In deze zaak heeft de Rechtbank Zeeland-West-Brabant op 13 april 2023 een beschikking gegeven over de beëindiging van het ouderlijk gezag van de vader over de minderjarige [minderjarige]. De Raad voor de Kinderbescherming heeft verzocht om het gezag van de vader te beëindigen, omdat de ontwikkeling van [minderjarige] ernstig wordt bedreigd door het uitblijven van contact met de vader. De ouders zijn samen belast met het ouderlijk gezag, maar de vader heeft sinds de geboorte van [minderjarige] geen contact met hem gehad. Dit is mede te wijten aan de echtscheidingsproblematiek tussen de ouders en het feit dat de vader niet in staat is gebleken om de verantwoordelijkheid voor de verzorging en opvoeding van [minderjarige] te dragen.
De rechtbank heeft vastgesteld dat de vader, ondanks de ondertoezichtstelling, geen stappen heeft ondernomen om contact met [minderjarige] op te bouwen. De vader heeft aangegeven geen rol meer te willen spelen in het leven van [minderjarige] en heeft zelfs het contact met de Gecertificeerde Instelling (GI) verbroken. De rechtbank oordeelt dat de vader niet in staat is om de zorg voor [minderjarige] op zich te nemen en dat het in het belang van [minderjarige] is dat het gezag van de vader wordt beëindigd. De moeder zal voortaan het eenhoofdig gezag uitoefenen.

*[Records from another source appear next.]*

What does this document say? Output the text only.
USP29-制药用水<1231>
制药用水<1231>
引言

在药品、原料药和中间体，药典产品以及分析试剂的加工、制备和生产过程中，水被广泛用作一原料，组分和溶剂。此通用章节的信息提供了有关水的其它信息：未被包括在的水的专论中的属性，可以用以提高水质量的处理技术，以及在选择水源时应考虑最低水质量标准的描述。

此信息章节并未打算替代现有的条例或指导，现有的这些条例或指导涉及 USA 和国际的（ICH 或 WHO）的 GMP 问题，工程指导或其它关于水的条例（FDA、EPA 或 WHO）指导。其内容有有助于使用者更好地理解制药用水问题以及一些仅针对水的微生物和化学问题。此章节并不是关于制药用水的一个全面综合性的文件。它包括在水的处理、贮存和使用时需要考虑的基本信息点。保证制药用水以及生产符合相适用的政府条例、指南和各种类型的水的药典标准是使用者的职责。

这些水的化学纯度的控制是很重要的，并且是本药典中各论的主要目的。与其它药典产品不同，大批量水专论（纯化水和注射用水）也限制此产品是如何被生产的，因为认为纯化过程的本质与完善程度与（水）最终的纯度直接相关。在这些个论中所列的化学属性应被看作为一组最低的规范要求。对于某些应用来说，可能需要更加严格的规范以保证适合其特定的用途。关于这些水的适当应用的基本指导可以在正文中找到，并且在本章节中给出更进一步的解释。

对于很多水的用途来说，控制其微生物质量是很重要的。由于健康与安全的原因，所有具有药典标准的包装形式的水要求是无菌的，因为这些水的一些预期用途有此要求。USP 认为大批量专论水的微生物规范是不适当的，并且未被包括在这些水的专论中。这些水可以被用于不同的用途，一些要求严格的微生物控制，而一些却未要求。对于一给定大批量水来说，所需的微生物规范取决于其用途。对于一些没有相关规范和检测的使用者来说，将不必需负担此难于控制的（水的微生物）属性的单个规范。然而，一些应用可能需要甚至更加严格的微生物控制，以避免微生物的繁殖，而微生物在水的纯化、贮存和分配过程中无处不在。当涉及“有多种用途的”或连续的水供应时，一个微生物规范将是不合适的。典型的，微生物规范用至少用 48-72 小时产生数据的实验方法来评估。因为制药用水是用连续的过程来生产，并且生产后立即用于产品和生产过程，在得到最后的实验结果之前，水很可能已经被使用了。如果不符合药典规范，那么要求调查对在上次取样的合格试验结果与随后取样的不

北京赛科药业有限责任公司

De rechtbank heeft besloten om een mondelinge behandeling achterwege te laten, omdat de vader schriftelijk heeft ingestemd met de afdoening van het verzoek. De beschikking is uitvoerbaar bij voorraad verklaard en de griffier is verzocht om een aantekening te maken in het centraal gezagsregister. Hoger beroep tegen deze beschikking kan worden ingesteld bij het gerechtshof te ‘s-Hertogenbosch binnen drie maanden na de uitspraak.